At age 18, he went to work as an apprentice in a two-lawyer Jamestown law office, then attended Albany Law School, in Albany, New York during 1911-12. Although Jackson completed the second year of the School's two-year program, it denied him a law degree because he was under age twenty-one.
During the summer of 1912, Jackson returned to Jamestown. He apprenticed again for the next year. He passed the New York bar examination in 1913 and joined a law practice in Jamestown, New York.
In 1916, he married Irene Alice Gerhardt in Albany. In 1917, Jackson was recruited to practice law in Buffalo, New York. He worked for Penney, Killeen & Nye, a leading Buffalo law firm located in the Ellicott Square building, primarily defending the International Railway Company in trials and appeals. In Buffalo, the Jacksons lived at 49 Johnson Park (the Lyndhaven apartment building). In late 1918, Jackson was recruited back to Jamestown to serve as the city's corporation counsel.

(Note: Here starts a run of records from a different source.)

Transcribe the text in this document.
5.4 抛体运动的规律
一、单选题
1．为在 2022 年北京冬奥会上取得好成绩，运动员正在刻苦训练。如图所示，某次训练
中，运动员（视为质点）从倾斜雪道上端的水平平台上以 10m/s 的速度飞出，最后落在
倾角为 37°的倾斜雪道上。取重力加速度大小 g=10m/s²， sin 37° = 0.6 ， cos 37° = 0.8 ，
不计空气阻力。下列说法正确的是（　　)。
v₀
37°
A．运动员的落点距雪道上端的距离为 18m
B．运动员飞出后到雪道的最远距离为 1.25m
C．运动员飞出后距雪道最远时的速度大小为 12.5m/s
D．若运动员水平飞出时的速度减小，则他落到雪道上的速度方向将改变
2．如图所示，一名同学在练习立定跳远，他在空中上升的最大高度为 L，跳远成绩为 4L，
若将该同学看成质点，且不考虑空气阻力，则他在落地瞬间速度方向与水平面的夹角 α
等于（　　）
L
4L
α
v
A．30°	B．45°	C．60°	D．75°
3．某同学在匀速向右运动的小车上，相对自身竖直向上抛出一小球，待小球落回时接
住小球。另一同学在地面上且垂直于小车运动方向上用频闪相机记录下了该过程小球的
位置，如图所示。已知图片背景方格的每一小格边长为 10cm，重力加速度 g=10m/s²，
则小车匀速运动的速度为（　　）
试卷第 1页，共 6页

Over the next 15 years, he built a very successful private law practice, becoming a leading lawyer in New York State and, through practice and bar association activities, a prominent young lawyer nationally. In 1930, Jackson was elected to membership in the American Law Institute. In 1933, Jackson was elected chairman of the American Bar Association's Conference of Bar Association Delegates (a predecessor to today's ABA House of Delegates).